Naval hero for all the South, Raphael Semmes (1809-1877) sailed two famous Confederate raiders. He outfitted CSS Sumter in 1861 and captured 18 Union merchant ships in six months before the raider was blockaded at Gibraltar. Next he took command of CSS Alabama, an English-built raider, and terrorized U.S. merchant vessels on the high seas from August 1862 until the raider was sunk in battle off Cherbourg in June 1864. During that two-year period, he captured more enemy merchant ships than any other cruiser captain in maritime history. He is considered one of the greatest ship's commanders that America has produced.
In this first, full-scale biography that relies on Semmes's private papers, unpublished diaries, and correspondence, Spencer has produced a well-balanced and comprehensive account of the man, as well as the naval officer. The biographer paints a vivid portrait of Semmes—the intellectual, the family man, lawyer, romanticist, nationalist—providing a greater understanding of the man behind the heroic deeds.
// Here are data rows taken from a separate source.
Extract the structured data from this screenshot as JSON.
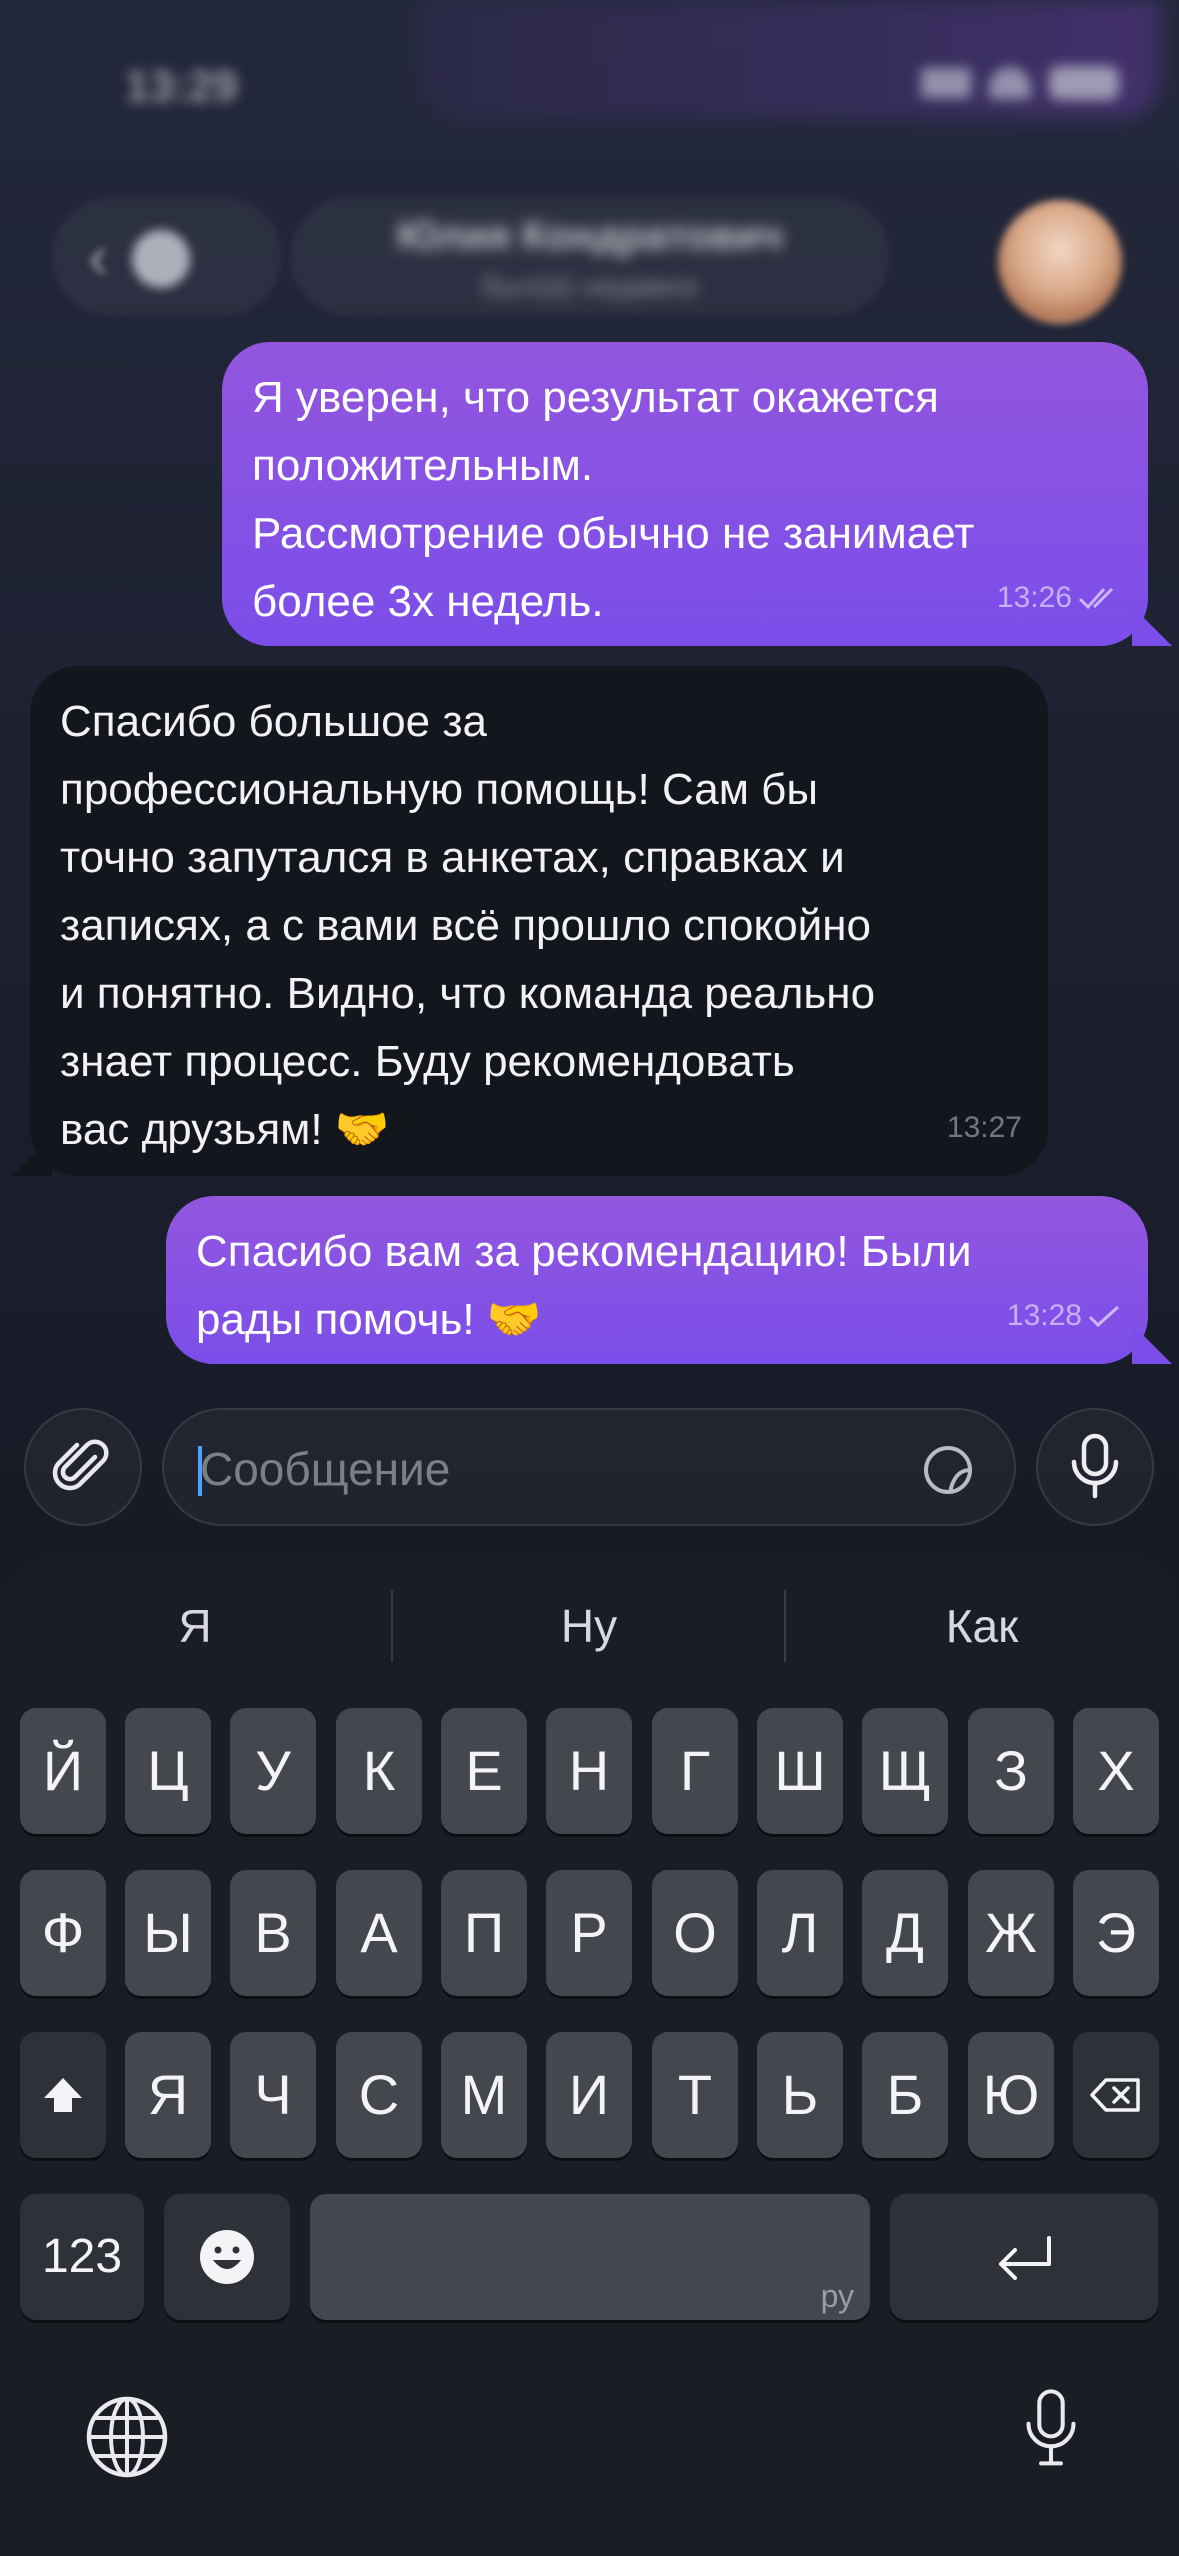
{
  "status_bar": {
    "time": "13:29"
  },
  "header": {
    "contact_name": "Юлия Кондратович",
    "contact_status": "был(а) недавно"
  },
  "messages": [
    {
      "direction": "out",
      "text": "Я уверен, что результат окажется\nположительным.\nРассмотрение обычно не занимает\nболее 3х недель.",
      "time": "13:26",
      "status": "read"
    },
    {
      "direction": "in",
      "text": "Спасибо большое за\nпрофессиональную помощь! Сам бы\nточно запутался в анкетах, справках и\nзаписях, а с вами всё прошло спокойно\nи понятно. Видно, что команда реально\nзнает процесс. Буду рекомендовать\nвас друзьям!",
      "emoji": "🤝",
      "time": "13:27"
    },
    {
      "direction": "out",
      "text": "Спасибо вам за рекомендацию! Были\nрады помочь!",
      "emoji": "🤝",
      "time": "13:28",
      "status": "sent"
    }
  ],
  "composer": {
    "placeholder": "Сообщение"
  },
  "keyboard": {
    "suggestions": [
      "Я",
      "Ну",
      "Как"
    ],
    "row1": [
      "Й",
      "Ц",
      "У",
      "К",
      "Е",
      "Н",
      "Г",
      "Ш",
      "Щ",
      "З",
      "Х"
    ],
    "row2": [
      "Ф",
      "Ы",
      "В",
      "А",
      "П",
      "Р",
      "О",
      "Л",
      "Д",
      "Ж",
      "Э"
    ],
    "row3": [
      "Я",
      "Ч",
      "С",
      "М",
      "И",
      "Т",
      "Ь",
      "Б",
      "Ю"
    ],
    "numbers_key": "123",
    "space_lang": "ру"
  },
  "colors": {
    "outgoing_bubble": "#8a52e4",
    "incoming_bubble": "#14161d",
    "key": "#45474f",
    "keyboard_bg": "#1b1d24"
  }
}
Semmes was born in Maryland to a slave-holding family and entered the United States Navy in 1826. In 1849, he moved his family to Mobile, Alabama, to be near the navy base at Pensacola, Florida, and to practice law during leaves. Semmes was an astute student, not only of international and maritime law but also of weather patterns; astronomy; flora and fauna; naval, social, and cultural history; and the classics. His study of constitutional law led him to side with his adopted state in 1861, a move that set the stage for his place in history.